ML Tea: Activation Steering in Generative Settings via Contrastive Causal Mediation Analysis / Consensus-Driven Active Model Selection

Speakers: Aruna Sankaranarayanan and Justin Kay

Bios:

Aruna Sankaranarayanan is a PhD student supervised by Prof. Dylan Hadfield-Menell. Her research focuses on understanding and controlling human and model behavior, while improving model-human interactions. Her previous work includes studying how people distinguish deepfake videos from authentic ones, and investigating bias in opaque systems such as social-media advertising algorithms.

Justin Kay is a third-year PhD student at MIT, advised by Sara Beery and supported by fellowships from MIT EECS and NSF. His research focuses on making computer vision and machine learning systems more deployable and informative for science and decision-making, particularly for environmental and climate applications. 


Abstracts:

Where should we intervene on the internal activations of a large language model (LM) to control the naturalistic text it generates? Identifying effective steering locations in multi-token output settings is challenging because interventions can have complex, context-dependent effects, and evaluation often relies on costly human judgments or auxiliary models that provide only coarse feedback. To address this, we introduce contrastive causal mediation (CCM), a lightweight procedure for selecting steerable activation points by (1) constructing contrastive responses that succeed or fail in steering, (2) computing differences in generation probabilities, and (3) estimating the causal effect of hidden activations on these differences. We then situate CCM within a principled evaluation framework for representation engineering, which addresses four key desiderata: task-relevant contexts, consideration of model likelihoods, standardized comparisons across behaviors, and baseline methods. On 3 models, and across 3 task settings—refusal, bias-aware feedback, and style transfer, we conduct over 5400 experiments to show that CCM identifies effective intervention points under this recommended evaluation strategy. Together, these contributions demonstrate how combining causally grounded mechanistic interpretability with rigorous evaluation enables more effective and trustworthy control of large language models, even in naturalistic settings.

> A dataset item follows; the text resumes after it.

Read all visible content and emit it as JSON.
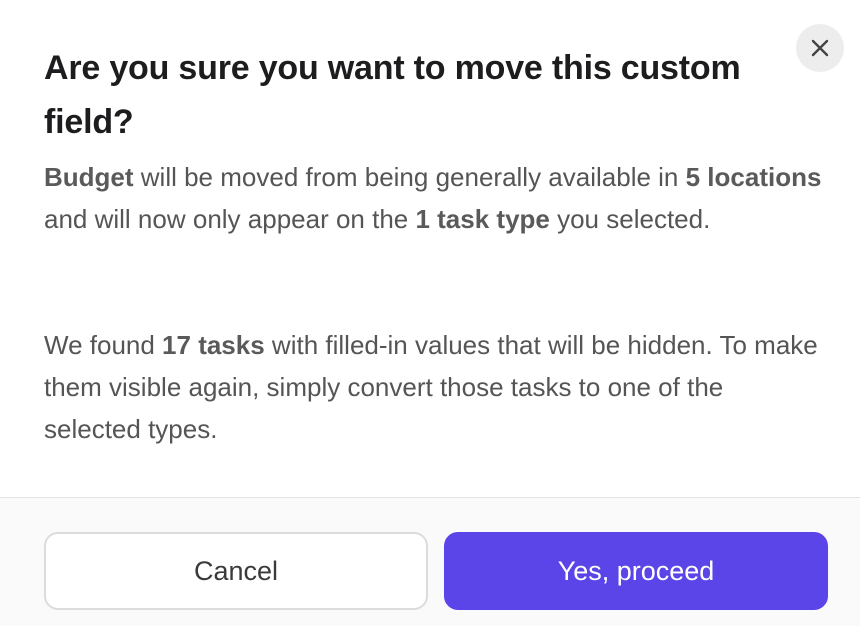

The widespread availability of off-the-shelf machine learning models poses a challenge: which model, of the many available candidates, should be chosen for a given data analysis task? This question of model selection is traditionally answered by collecting and annotating a validation dataset -- a costly and time-intensive process. We propose a method for active model selection, using predictions from candidate models to prioritize the labeling of test data points that efficiently differentiate the best candidate. Our method, CODA, performs consensus-driven active model selection by modeling relationships between classifiers, categories, and data points within a probabilistic framework. The framework uses the consensus and disagreement between models in the candidate pool to guide the label acquisition process, and Bayesian inference to update beliefs about which model is best as more information is collected. We validate our approach by curating a collection of 26 benchmark tasks capturing a range of model selection scenarios. CODA outperforms existing methods for active model selection significantly, reducing the annotation effort required to discover the best model by upwards of 70% compared to the previous state-of-the-art. Our contribution is part of a larger research goal of how to best utilize human effort in the AI development and deployment lifecycle; while much prior research has focused on this question at training time, our work highlights the outsized benefits of emphasizing label-efficiency at test time as well.